D’Souza’s SOAR funding, awarded in September 2016, has allowed her to begin recruiting volunteers for a study that aims to determine why some people with oral HPV develop cancer while most others don’t. To figure out who’s most at risk for HPV-related oropharyngeal cancer, D’Souza needs to study a large group of people. It takes many years to plan, gather volunteers, and collect and analyze such data.
“SOAR funding has given me the incredible opportunity to design a study that takes a longer period of time to carry out,” she says. This high-risk, high-reward research, a hallmark of the SOAR program, has the potential to fill important gaps in knowledge about oral HPV infection.
With her collaborators, D’Souza aims to recruit up to 4,000 participants from multiple sites across the country and screen them for a range of molecular indicators (biomarkers) of HPV status. She and her colleagues hope to find biomarkers that most reliably predict whether an HPV infection will persist, progress, or go away. This knowledge could enable clinicians and public health officials to better identify people at greatest risk and then intervene earlier or even prevent cancer from developing.
It can take time for a clear picture to emerge for basic research questions as well. That’s the case for Klein, who is trying to identify the factors that enable some mammals, such as rodents, to evolve continuously growing adult teeth—an ability that humans and many other mammals lack.
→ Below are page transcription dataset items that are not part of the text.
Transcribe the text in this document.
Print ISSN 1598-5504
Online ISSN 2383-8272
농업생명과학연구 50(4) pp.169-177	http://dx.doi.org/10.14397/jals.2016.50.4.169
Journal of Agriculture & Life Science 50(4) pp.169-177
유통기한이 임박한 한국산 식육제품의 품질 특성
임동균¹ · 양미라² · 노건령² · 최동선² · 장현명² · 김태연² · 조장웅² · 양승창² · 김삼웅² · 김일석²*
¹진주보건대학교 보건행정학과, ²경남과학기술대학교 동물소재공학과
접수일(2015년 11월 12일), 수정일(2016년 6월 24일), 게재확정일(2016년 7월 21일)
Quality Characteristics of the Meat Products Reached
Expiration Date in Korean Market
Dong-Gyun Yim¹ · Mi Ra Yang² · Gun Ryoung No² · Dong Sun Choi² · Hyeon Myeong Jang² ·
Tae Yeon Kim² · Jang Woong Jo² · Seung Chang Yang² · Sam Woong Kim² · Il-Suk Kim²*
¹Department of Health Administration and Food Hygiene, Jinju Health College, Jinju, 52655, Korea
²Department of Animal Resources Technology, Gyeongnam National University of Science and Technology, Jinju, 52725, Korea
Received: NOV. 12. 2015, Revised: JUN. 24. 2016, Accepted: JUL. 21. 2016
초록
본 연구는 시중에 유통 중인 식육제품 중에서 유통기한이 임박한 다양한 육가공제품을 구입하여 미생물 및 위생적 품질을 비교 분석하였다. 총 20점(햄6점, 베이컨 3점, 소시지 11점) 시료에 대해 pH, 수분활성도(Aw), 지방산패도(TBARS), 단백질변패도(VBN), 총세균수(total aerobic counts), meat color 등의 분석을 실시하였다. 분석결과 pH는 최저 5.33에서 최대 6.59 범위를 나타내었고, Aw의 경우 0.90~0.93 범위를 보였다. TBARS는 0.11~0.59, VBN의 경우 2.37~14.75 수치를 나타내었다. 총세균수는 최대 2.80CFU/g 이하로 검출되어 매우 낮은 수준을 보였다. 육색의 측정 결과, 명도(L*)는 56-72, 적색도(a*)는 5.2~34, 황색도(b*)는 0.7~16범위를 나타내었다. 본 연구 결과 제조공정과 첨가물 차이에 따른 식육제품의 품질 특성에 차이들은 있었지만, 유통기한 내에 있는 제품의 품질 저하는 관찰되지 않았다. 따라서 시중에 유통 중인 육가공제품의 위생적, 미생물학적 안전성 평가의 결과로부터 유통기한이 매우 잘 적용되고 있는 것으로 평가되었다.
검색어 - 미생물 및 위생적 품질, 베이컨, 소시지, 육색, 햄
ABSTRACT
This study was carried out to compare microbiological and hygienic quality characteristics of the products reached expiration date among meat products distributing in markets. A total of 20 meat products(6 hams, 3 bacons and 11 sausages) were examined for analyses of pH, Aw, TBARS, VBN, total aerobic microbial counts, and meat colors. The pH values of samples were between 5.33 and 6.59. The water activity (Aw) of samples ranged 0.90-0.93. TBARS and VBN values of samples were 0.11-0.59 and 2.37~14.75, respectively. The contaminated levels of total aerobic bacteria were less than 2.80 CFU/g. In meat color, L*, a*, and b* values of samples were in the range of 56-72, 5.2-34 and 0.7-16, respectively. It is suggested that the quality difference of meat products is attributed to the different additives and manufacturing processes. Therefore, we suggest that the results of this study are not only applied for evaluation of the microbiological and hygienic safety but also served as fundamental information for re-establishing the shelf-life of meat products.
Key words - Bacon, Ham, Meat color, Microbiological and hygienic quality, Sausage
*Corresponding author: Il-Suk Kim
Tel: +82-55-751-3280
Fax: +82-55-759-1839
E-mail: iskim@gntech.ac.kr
To explore this phenomenon, Klein is studying dental stem cells in mice and other rodents. His work could lay a foundation for stem cell-based therapies to regenerate teeth or other organs in humans.
Mouse incisors (the top and bottom front teeth) grow constantly because they contain two types of stem cells: epithelial and mesenchymal stem cells. In contrast, adult human teeth do not maintain epithelial stem cells. Mesenchymal stem cells from teeth can turn into a variety of cells, including bone, cartilage, muscle, and fat. Epithelial stem cells in teeth are less versatile, and can produce cells that make the hardest mineral in the body, enamel. In mice, Klein is studying the mechanics of stem-cell induced tooth growth and trying to identify the precise cocktail of stimuli—molecular, genetic, and environmental—that drives the process. He’s also looking at how progenitor cells, which ultimately give rise to stem cells, emerge in the embryo. “Understanding these phenomena could help us better understand if we could target tooth progenitors in humans to cure diseases,” he says.
Both investigators say that SOAR funding has been transformative for their careers. “This award lets you focus on what you should be doing, which is your science,” says Klein. “The portion of your time that was previously spent cobbling together resources to run your lab can now be used to mentor trainees and to read and write papers,” he adds.
D’Souza agrees. “I feel really fortunate to be able to answer the questions I’m passionate about and to contribute in a meaningful way to patients affected by these diseases,” she says. (Learn more or volunteer for her study).
Being able to fully devote themselves to impactful long-term research means these investigators will be more likely to achieve the goals that drew them to biomedical science in the first place—finding better ways to treat disorders and improve human health and well-being.